Two days after President Donald Trump said the US has “no alternative” but to triumph over the worsening opioid overdose crisis, the president said he is preparing to declare the opioid crisis – America’s worst public health crisis in decades – a national emergency.
"We're going to draw it up and we're going to declare it as a national emergency," Trump told reporters on Thursday, according to Axios. In declaring a crisis – a course of action that was recommended by the opioid commission that Trump appointed in March – Trump would be overruling Health and Human Services secretary Tom Price, who said just two days ago that an emergency declaration wasn't necessary.
During a press conference in New Jersey Thursday afternoon, Trump described the rash of opioid-related deaths as “an emergency” and promised to spend “a lot of money” on the crisis.
"The opioid crisis is an emergency and I'm saying officially right now it is an emergency. It's a national emergency." Pres. Trump says http://pic.twitter.com/sXmPHXjMO6
— CBS News (@CBSNews) August 10, 2017
In a preliminary report issued late last month, Trump’s opioid commission made a handful of recommendations that can be swiftly implemented once an emergency is declared. They include stepping up interdiction of deadly opioid analogues like fentanyl and carfentanil, cracking down on health insurers who refuse to cover mental-health issues like addiction treatment and making opioid overdose antidotes like naloxone widely available to the public.

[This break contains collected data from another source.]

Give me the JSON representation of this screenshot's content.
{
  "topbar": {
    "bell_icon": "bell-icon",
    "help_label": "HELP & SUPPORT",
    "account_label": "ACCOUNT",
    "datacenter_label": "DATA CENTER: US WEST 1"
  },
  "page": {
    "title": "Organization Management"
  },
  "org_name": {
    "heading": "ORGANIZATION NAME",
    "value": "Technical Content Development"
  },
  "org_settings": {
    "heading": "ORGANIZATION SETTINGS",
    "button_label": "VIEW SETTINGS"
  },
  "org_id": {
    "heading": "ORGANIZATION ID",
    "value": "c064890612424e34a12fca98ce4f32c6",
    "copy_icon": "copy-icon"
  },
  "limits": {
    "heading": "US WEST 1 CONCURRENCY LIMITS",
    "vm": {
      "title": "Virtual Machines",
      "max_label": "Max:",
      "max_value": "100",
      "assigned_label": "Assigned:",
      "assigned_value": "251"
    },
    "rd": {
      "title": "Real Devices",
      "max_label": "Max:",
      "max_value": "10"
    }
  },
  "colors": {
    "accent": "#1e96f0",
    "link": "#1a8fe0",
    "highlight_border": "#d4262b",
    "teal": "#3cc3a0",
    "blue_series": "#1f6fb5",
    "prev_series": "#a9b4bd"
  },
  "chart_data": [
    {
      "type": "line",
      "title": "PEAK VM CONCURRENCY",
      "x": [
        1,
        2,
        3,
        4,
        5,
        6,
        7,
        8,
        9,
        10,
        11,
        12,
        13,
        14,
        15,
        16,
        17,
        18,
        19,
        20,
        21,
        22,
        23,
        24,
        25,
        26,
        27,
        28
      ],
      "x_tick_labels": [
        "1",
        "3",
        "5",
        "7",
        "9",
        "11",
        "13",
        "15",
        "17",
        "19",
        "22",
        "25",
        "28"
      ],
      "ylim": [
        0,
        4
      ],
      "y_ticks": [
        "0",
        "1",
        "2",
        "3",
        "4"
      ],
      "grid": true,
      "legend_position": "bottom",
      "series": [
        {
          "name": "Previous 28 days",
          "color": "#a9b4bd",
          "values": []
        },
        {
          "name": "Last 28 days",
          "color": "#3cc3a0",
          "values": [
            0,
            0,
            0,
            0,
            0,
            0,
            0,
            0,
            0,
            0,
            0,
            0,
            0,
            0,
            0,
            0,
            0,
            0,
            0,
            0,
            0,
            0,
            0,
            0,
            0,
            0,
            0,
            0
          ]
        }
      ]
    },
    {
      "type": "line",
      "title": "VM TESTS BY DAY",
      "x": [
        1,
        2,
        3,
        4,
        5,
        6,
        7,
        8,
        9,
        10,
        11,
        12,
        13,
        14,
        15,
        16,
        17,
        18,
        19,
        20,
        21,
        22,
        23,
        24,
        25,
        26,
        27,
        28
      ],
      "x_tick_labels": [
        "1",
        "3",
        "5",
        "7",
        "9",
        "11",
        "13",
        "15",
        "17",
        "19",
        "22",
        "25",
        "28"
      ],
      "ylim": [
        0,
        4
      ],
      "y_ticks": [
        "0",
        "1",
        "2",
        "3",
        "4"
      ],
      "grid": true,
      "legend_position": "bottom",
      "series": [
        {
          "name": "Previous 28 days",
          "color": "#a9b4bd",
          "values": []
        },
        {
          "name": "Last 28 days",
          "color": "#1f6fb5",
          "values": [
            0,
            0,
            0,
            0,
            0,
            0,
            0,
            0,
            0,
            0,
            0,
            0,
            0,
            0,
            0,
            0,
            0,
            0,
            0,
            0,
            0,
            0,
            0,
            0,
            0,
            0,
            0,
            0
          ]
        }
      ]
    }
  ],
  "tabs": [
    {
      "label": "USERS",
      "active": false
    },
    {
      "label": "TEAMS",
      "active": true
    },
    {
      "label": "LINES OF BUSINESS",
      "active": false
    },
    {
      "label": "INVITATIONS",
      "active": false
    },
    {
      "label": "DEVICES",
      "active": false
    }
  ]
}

Opioids are driving an unprecedented increase in drug overdoses as users who were once hooked on painkillers turn to more dangerous drugs like heroin, which is increasingly being cut with powerful synthetic opioids like fentanyl, causing many unsuspecting addicts to overdose. The crisis is leading to so many deaths in some areas that one Pennsylvania coroner had to increase the size of his freezer to make room for all the bodies. Drug overdose deaths in the US reached a record high of 64,000 during the first nine months of 2016, according to data released by the CDC.